Peer Group: The airport's nearest peers include Lima Airport Partners S.R.L. ('BBB+'/Stable Outlook), which serves as an international gateway airport with significant O&D (92%) and relatively low leverage (maximum net debt-to-CFADS ratio of 2.89x and base case DSCR average of 3.40x), and Aeropuerto Internacional de Tocumen ('BBB'/Negative Outlook), which serves as the main gateway to Panama and functions as both an O&D and transit facility to the region. Unlike these peers, Carrasco International Airport has a significantly lower enplanement base and weaker near-term financial coverage ratios, which limit rating upgrades in the short term.
Unlikely in the medium term, due to weak DSCR metrics up to 2019 and limited but relevant termination risk until 2018. Traffic performance consistently in line with Fitch's base case expectations could trigger a positive rating action after 2019.
Rating can be downgraded if traffic levels materially diverge from rating case projections in the mid- to long-term.
The airport's traffic performance in 2015 was slightly lower than Fitch's Rating Case (-3.3%), based on higher than expected international departing passengers (+2.6%), but lower than expected shuttle passengers (-18.1%; flights arriving from or departing to Aeroparque Jorge Newbery Airport, in the city of Buenos Aires). Also, there was no tariff increase under the Global Index Adjustment (GIA) in 2015; tariffs are USD42 per international departing passenger and USD19 per shuttle passenger.
The DSCR at ACI was 1.3x, in line with Fitch's rating case. Considering the debt service reserve account (DSRA) already funded at ACI and available cash at the opco, consolidated Net Debt / EBITDA was 5.85x, consistent with a 'BB+' rating.
Fitch expects 1.4% and 0.3% traffic growth for 2016 in the base and rating cases, respectively. Long-term traffic growth is expected to be higher than 2015-2016, at 2.56% and 1.48% CAGR in the 2016-2032 period. Nevertheless, debt repayment is not dependent on traffic growth as the break-even traffic annual growth rate is a negative 2.06%, considering ACI's DSRA.

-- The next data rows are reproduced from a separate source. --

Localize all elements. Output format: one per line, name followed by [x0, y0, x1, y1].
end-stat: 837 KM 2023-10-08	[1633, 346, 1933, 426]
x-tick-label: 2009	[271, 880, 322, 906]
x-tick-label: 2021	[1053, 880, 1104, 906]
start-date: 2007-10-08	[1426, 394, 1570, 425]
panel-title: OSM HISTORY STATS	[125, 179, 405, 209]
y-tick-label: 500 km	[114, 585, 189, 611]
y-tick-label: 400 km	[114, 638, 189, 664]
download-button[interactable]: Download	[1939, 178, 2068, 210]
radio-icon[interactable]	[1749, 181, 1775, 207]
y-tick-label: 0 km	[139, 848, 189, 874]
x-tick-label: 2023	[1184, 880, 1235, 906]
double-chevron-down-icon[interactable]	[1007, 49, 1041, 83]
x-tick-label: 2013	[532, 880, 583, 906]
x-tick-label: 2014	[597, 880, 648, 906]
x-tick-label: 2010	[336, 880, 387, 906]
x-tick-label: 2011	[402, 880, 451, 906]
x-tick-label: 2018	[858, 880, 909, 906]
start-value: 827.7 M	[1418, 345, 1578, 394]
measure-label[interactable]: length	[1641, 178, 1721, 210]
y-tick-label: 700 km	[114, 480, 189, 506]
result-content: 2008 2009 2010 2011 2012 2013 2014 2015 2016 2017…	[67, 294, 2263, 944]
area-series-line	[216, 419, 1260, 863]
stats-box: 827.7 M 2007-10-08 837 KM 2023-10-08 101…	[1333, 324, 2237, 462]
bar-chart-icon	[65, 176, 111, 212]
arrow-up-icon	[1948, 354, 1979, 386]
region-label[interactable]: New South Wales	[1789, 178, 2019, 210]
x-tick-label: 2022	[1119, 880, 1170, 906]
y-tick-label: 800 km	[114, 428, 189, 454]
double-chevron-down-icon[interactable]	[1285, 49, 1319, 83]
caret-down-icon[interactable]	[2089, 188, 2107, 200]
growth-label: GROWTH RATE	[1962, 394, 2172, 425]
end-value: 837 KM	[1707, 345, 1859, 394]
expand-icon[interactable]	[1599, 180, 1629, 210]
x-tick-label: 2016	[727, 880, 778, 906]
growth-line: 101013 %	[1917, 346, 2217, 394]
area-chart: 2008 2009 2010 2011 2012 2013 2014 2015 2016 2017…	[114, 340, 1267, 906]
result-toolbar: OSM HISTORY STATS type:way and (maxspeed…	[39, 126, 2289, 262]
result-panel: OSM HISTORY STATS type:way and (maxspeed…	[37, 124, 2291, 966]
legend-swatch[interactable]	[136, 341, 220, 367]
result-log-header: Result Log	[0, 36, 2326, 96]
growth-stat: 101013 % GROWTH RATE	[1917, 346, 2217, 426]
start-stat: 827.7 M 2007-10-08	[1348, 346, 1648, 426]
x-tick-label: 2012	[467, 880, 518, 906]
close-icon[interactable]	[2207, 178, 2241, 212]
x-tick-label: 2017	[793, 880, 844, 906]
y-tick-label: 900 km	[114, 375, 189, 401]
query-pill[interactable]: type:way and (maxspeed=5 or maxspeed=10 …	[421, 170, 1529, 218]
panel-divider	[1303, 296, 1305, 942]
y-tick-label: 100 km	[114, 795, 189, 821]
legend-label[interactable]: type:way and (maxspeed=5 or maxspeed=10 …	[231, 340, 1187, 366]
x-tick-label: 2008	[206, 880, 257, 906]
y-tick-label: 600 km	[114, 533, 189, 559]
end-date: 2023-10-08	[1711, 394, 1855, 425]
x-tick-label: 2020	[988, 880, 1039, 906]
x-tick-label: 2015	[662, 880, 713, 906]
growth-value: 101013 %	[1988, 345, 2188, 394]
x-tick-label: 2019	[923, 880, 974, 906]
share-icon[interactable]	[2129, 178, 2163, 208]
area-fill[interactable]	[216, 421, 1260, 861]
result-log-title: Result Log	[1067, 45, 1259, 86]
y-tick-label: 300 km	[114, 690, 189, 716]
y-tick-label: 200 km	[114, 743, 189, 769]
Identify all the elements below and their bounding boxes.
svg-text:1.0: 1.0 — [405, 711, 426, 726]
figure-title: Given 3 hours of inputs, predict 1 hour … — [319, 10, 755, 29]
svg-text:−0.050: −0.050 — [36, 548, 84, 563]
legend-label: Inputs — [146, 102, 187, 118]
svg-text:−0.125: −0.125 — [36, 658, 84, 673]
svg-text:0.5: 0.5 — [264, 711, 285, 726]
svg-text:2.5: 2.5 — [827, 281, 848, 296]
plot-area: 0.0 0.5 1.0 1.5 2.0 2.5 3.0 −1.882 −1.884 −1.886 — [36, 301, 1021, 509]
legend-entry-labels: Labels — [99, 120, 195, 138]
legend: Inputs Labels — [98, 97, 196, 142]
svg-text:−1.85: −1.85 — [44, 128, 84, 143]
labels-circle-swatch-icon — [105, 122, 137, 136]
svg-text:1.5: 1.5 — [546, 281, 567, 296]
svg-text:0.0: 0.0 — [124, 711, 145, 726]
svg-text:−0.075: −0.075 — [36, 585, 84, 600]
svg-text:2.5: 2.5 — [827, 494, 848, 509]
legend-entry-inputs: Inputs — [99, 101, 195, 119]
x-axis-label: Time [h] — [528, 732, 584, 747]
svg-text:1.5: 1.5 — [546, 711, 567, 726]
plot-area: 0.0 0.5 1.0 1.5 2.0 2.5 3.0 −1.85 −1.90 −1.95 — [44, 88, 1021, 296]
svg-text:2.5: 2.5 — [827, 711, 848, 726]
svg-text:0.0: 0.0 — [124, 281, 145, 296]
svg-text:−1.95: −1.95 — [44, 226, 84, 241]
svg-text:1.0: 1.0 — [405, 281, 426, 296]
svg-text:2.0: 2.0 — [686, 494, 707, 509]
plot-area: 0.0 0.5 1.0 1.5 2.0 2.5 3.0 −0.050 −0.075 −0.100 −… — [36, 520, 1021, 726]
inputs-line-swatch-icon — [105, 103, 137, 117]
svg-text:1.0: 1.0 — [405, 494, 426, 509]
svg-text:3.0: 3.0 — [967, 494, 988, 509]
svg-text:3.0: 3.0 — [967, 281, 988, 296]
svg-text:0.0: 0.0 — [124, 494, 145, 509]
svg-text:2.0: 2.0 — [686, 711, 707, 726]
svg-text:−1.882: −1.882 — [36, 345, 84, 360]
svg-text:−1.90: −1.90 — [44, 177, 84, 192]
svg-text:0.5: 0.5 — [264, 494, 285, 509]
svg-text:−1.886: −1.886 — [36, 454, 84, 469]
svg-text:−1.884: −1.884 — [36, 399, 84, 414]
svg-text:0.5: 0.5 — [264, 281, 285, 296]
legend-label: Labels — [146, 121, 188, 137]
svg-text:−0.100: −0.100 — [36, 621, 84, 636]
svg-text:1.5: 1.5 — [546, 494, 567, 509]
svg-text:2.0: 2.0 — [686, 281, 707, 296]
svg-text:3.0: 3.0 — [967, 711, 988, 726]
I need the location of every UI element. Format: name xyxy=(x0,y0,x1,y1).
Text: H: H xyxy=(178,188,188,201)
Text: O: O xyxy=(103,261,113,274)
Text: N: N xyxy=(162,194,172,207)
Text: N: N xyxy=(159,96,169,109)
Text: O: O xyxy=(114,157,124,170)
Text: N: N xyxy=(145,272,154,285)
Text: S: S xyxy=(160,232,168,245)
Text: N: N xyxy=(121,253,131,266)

Additionally, no tariff increases were considered under the GIA for both cases. Under the base case, minimum DSCR is 1.25x in 2018, with an average financial coverage ratio of 1.76x; under the rating case, the minimum DSCR is 1.13x in 2018, with an average financial coverage ratio of 1.5x.
The security package supporting the notes is typical for project financings and includes a pledge of 100% of the shares of the opco, PDS and a covenant to issue a guarantee from the entity; a pledge of 100% of the shares of Cerealsur S.A., direct owner of PDS's shares, and a guarantee from the entity; the transaction distribution, issuer and debt service accounts; all of the issuer's property; and all present and future payments, proceeds and claims of any kind with respect to the foregoing. The transaction includes a 'springing guarantee' covenant, which requires the opco to issue a guarantee of the rated debt following the payment in full of the opco debt in September 2021. Therefore, the rated debt will become pari passu with all senior unsecured debt at the opco because of the guarantee.